2. “Cache Set” structure (Cache_Set), will have:
● Cache_Line Struct (replicated “# of Ways” times, as in an array/list)
3. The overarching “Cache” structure should have:
● Cache_Set Struct (replicated “#Sets” times, as in a list/array)
● # of Ways
● Replacement Policy
● # of Sets
● Last evicted Line (Cache_Line type) to be passed on to next cache hierarchy level
for an install if necessary

Status Variables (Mandatory variables required for generating the desired final reports as
necessary. Aimed at complementing your understanding of the underlying concepts):
● stat_read_access: Number of read (lookup accesses do not count as READ accesses)
accesses made to the cache

● stat_write_access: Number of write accesses made to the cache
● stat_read_miss: Number of READ requests that lead to a MISS at the respective cache
● stat_write_miss: Number of WRITE requests that lead to a MISS at the respective cache
● stat_dirty_evicts: Count of requests to evict DIRTY lines

Take a look at “types.h” to choose appropriate datatypes.
NOTE: Don’t change the print order/format/names of the cache_print_stats function.
Maximum supported # of WAYS should be 16.
The variables from sim.cpp might be useful:
SWP_CORE0_WAYS, cycle (You can use this as timestamp for LRU/MRU).

You can access them using ‘extern’.
Appendix B: DRAM model
In the “src” directory, you need to update two files:
● dram.h
● dram.cpp

The following data structures may be needed for completing the Lab.
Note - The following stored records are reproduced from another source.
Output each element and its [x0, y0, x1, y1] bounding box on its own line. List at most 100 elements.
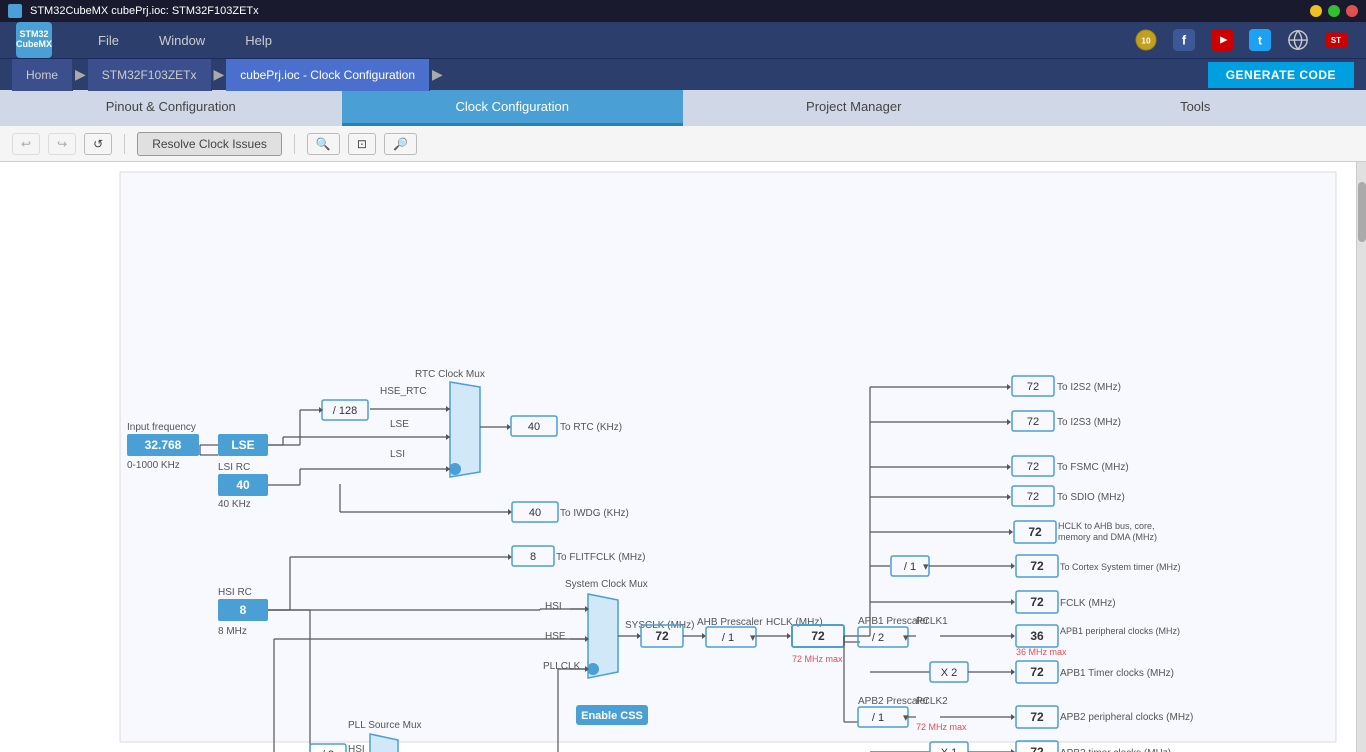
tab-pinout[interactable]: Pinout & Configuration: [0, 90, 342, 126]
refresh-button[interactable]: ↺: [84, 133, 112, 155]
titlebar: STM32CubeMX cubePrj.ioc: STM32F103ZETx: [0, 0, 1366, 22]
apb1-div: / 2: [872, 632, 884, 644]
facebook-icon[interactable]: f: [1170, 26, 1198, 54]
fit-button[interactable]: ⊡: [348, 133, 376, 155]
apb1-max: 36 MHz max: [1016, 647, 1067, 657]
clock-diagram: Input frequency 32.768 0-1000 KHz LSE LS…: [0, 162, 1356, 752]
hclk-value: 72: [811, 629, 825, 643]
lsi-rc-label: LSI RC: [218, 462, 250, 473]
to-rtc-label: To RTC (KHz): [560, 422, 622, 433]
apb1-out-label: APB1 peripheral clocks (MHz): [1060, 626, 1180, 636]
svg-text:▾: ▾: [903, 712, 909, 724]
hsi-mux-label: HSI: [545, 601, 562, 612]
hclk-label: HCLK (MHz): [766, 617, 823, 628]
resolve-clock-button[interactable]: Resolve Clock Issues: [137, 132, 282, 156]
enable-css-label: Enable CSS: [581, 710, 643, 722]
close-button[interactable]: [1346, 5, 1358, 17]
to-i2s2-label: To I2S2 (MHz): [1057, 382, 1121, 393]
to-i2s3-label: To I2S3 (MHz): [1057, 417, 1121, 428]
tab-clock[interactable]: Clock Configuration: [342, 90, 684, 126]
network-icon[interactable]: [1284, 26, 1312, 54]
hse-mux-label: HSE: [545, 631, 566, 642]
tabs-bar: Pinout & Configuration Clock Configurati…: [0, 90, 1366, 126]
cortex-div: / 1: [904, 561, 916, 573]
undo-button[interactable]: ↩: [12, 133, 40, 155]
x1-label: X 1: [941, 747, 958, 752]
menu-help[interactable]: Help: [229, 29, 288, 52]
sysclk-value: 72: [655, 629, 669, 643]
apb2-out-value: 72: [1030, 710, 1044, 724]
to-i2s3-value: 72: [1027, 416, 1039, 428]
apb1-timer-label: APB1 Timer clocks (MHz): [1060, 668, 1174, 679]
fclk-value: 72: [1030, 595, 1044, 609]
lse-freq-value: 32.768: [145, 438, 182, 452]
nav-arrow-3: ▶: [432, 66, 443, 83]
ahb-value: / 1: [722, 632, 734, 644]
nav-arrow-2: ▶: [214, 66, 225, 83]
pclk2-label: PCLK2: [916, 696, 948, 707]
redo-button[interactable]: ↪: [48, 133, 76, 155]
tab-project[interactable]: Project Manager: [683, 90, 1025, 126]
tab-tools[interactable]: Tools: [1025, 90, 1366, 126]
rtc-mux-selector: [449, 463, 461, 475]
to-sdio-top-value: 72: [1027, 491, 1039, 503]
to-fsmc-label: To FSMC (MHz): [1057, 462, 1129, 473]
apb2-timer-value: 72: [1030, 745, 1044, 752]
apb1-out-value: 36: [1030, 629, 1044, 643]
pll-hsi-label: HSI: [348, 744, 365, 752]
lsi-value: 40: [236, 478, 250, 492]
zoom-in-button[interactable]: 🔍: [307, 133, 340, 155]
to-flit-value: 8: [530, 551, 536, 563]
to-fsmc-value: 72: [1027, 461, 1039, 473]
hclk-ahb-label2: memory and DMA (MHz): [1058, 532, 1157, 542]
x2-label: X 2: [941, 667, 958, 679]
lsi-unit: 40 KHz: [218, 499, 251, 510]
minimize-button[interactable]: [1310, 5, 1322, 17]
maximize-button[interactable]: [1328, 5, 1340, 17]
anniversary-icon: 10: [1132, 26, 1160, 54]
hclk-max: 72 MHz max: [792, 654, 843, 664]
to-rtc-value: 40: [528, 421, 540, 433]
social-icons: 10 f t ST: [1132, 26, 1350, 54]
div128-label: / 128: [333, 405, 357, 417]
rtc-mux-label: RTC Clock Mux: [415, 369, 485, 380]
nav-board[interactable]: STM32F103ZETx: [88, 59, 212, 91]
apb1-timer-value: 72: [1030, 665, 1044, 679]
twitter-icon[interactable]: t: [1246, 26, 1274, 54]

You are free to use any
name, any function (with any number of arguments) to implement the DRAM. You are free to
deviate from these structural definitions as well.

1. “Row Buffer” Entry structure (Rowbuf_Entry) can have following entries:
● Valid
● Row ID (If the entry is valid, which row)
2. “DRAM” structure can have the following fields:
● Array of Rowbuf Entry (Maximum could be 256)
Status Variables (Mandatory metric variables required to be implemented and updated as
necessary):
● stat_read_access: Number of read (lookup accesses do not count as READ accesses)
accesses made to the DRAM
● stat_write_access: Number of write accesses made to the DRAM

● stat_read_delay: keeps track of cumulative DRAM read latency for subsequent incoming
READ requests to DRAM (only the latency spent at DRAM module)

● stat_write_delay: keeps track of cumulative DRAM write latency for subsequent incoming
WRITE requests to DRAM (only the latency paid at DRAM module)
NOTE: Don’t change the print order/format/names of the dram_print_stats function.

DRAM latencies for this part:
ACT (RAS) 45
CAS 45
PRE 45
BUS 10

Note: A single DRAM access incurs the indicated BUS latency only once (i.e., the value
represents a roundtrip latency – do not add the bus latency twice, assuming you pay the
latency once to get to the DRAM and once for data to return from DRAM).
Row Buffer Size = 1024
DRAM Banks = 16
The following variables from sim.cpp might be useful: SIM_MODE, CACHE_LINESIZE,
DRAM_PAGE_POLICY. You can access them using ‘extern’.